Les frais bancaires appliqués aux successions, souvent surnommés « taxe sur la mort », sont depuis longtemps une source de désagrément pour les familles endeuillées. Ces frais, liés essentiellement à la clôture des comptes d’un défunt, vont bientôt être révisés en France. À partir du jeudi 13 novembre 2025, une nouvelle réglementation sera mise en place permettant de plafonner ces frais à 850 euros et d’en supprimer certains cas, apportant ainsi un soulagement bienvenu pour les héritiers, rapporte RMC.

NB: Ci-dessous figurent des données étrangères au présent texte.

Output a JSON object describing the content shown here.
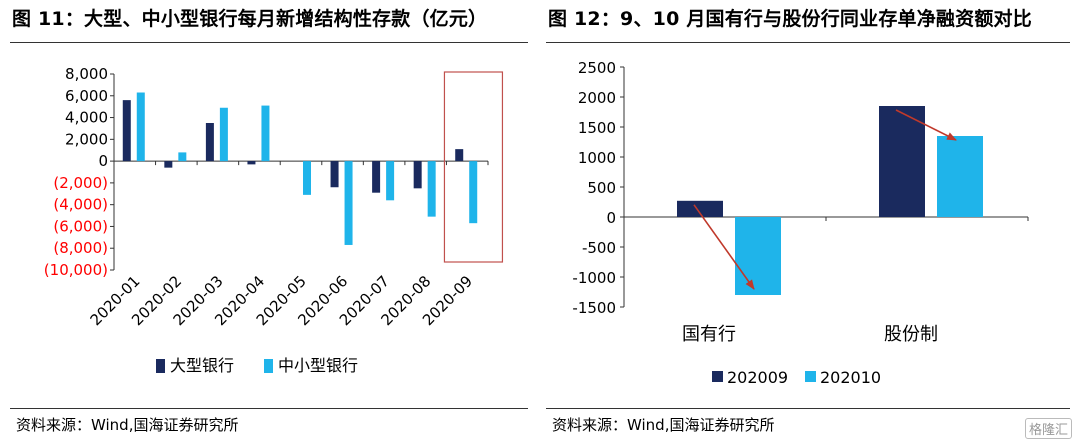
{
  "figure_left": {
    "title": "图 11：大型、中小型银行每月新增结构性存款（亿元）",
    "source": "资料来源：Wind,国海证券研究所"
  },
  "figure_right": {
    "title": "图 12：9、10 月国有行与股份行同业存单净融资额对比",
    "source": "资料来源：Wind,国海证券研究所"
  },
  "watermark": "格隆汇",
  "colors": {
    "dark": "#1a2a5e",
    "light": "#1fb4ea",
    "negative_tick": "#ff0000",
    "highlight": "#c0504d",
    "arrow": "#c0392b"
  },
  "chart_data": [
    {
      "type": "bar",
      "categories": [
        "2020-01",
        "2020-02",
        "2020-03",
        "2020-04",
        "2020-05",
        "2020-06",
        "2020-07",
        "2020-08",
        "2020-09"
      ],
      "series": [
        {
          "name": "大型银行",
          "values": [
            5600,
            -600,
            3500,
            -300,
            0,
            -2400,
            -2900,
            -2500,
            1100
          ]
        },
        {
          "name": "中小型银行",
          "values": [
            6300,
            800,
            4900,
            5100,
            -3100,
            -7700,
            -3600,
            -5100,
            -5700
          ]
        }
      ],
      "ylim": [
        -10000,
        8000
      ],
      "yticks": [
        8000,
        6000,
        4000,
        2000,
        0,
        -2000,
        -4000,
        -6000,
        -8000,
        -10000
      ],
      "ytick_labels": [
        "8,000",
        "6,000",
        "4,000",
        "2,000",
        "0",
        "(2,000)",
        "(4,000)",
        "(6,000)",
        "(8,000)",
        "(10,000)"
      ],
      "legend": "bottom",
      "highlight_category": "2020-09",
      "grid": false
    },
    {
      "type": "bar",
      "categories": [
        "国有行",
        "股份制"
      ],
      "series": [
        {
          "name": "202009",
          "values": [
            270,
            1850
          ]
        },
        {
          "name": "202010",
          "values": [
            -1300,
            1350
          ]
        }
      ],
      "ylim": [
        -1500,
        2500
      ],
      "yticks": [
        2500,
        2000,
        1500,
        1000,
        500,
        0,
        -500,
        -1000,
        -1500
      ],
      "ytick_labels": [
        "2500",
        "2000",
        "1500",
        "1000",
        "500",
        "0",
        "-500",
        "-1000",
        "-1500"
      ],
      "legend": "bottom",
      "annotations": [
        "arrow from 202009 to 202010 for each category"
      ],
      "grid": false
    }
  ]
}
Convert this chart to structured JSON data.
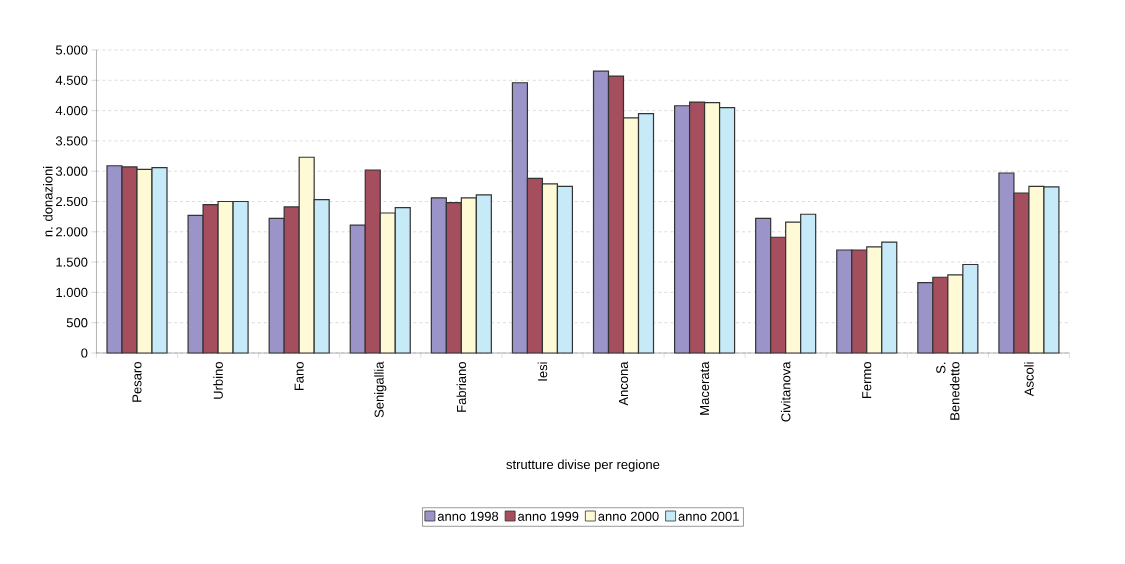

De quoi il s’agit et comment ça varie
Jusqu’à présent, chaque banque fixait librement ses frais liés à la succession, ce qui faisait varier considérablement le montant payé par les héritiers. Ces frais couvrent un ensemble de démarches comme l’établissement de l’inventaire des fonds du défunt, les échanges avec le notaire et le transfert des fonds aux héritiers. Par exemple, pour une succession d’un montant de 20 000 euros, les frais pouvaient osciller entre 80 et 527,50 euros. Pour des successions plus importantes, ces frais pouvaient atteindre jusqu’à 25 000 euros.
La facture est d’autant plus mal perçue lorsque le défunt est un enfant. En 2022, une mère s’est retrouvée à payer 138 euros pour clôturer le compte bancaire de son enfant de huit ans, illustrant bien la dimension financière et émotionnelle de ces frais.
Ce que prévoit le nouveau décret
Un décret paru au Journal officiel le 14 août 2025 fixe désormais un plafond pour ces frais et prévoit leur suppression dans certains cas. Ainsi, les comptes détenus par des mineurs ne feront plus l’objet de ces frais. Autrement dit, si le solde total des comptes est inférieur à 5 910 euros, ou si les héritiers présentent un acte de notoriété ou une attestation signée par tous, aucun frais ne sera facturé.
La nouvelle règle fixe ces frais à 1 % du montant total des soldes et des produits d’épargne, soulignant l’importance d’une planification successorale efficace. Pour une succession de 20 000 euros, cela signifie que les frais ne dépasseront pas 200 euros, avec un maximum de 850 euros même dans le cas de successions atteignant 100 000 euros. Ce plafond sera ajusté chaque année en fonction de l’inflation.
Ce que cela change économiquement et à l’étranger
Pour les banques françaises, ces frais représentent environ 150 millions d’euros par an. Toutefois, l’association UFC-Que Choisir dénonce ces montants en les jugeant largement supérieurs aux frais réellement engagés par les établissements bancaires, soulignant les enjeux de la fiscalité des successions. Pour comparer, en Allemagne, ces frais sont carrément interdits.
Du côté des consommateurs, cette réforme est vue comme une belle avancée. L’UFC-Que Choisir explique que « les héritiers pourront enfin gérer ces démarches sans craindre des facturations abusives ». La loi du 13 mai 2025, qui vise à limiter et encadrer les frais bancaires liés aux successions, marque ainsi un tournant dans la protection des droits des consommateurs face à des pratiques jugées opaques et inéquitables.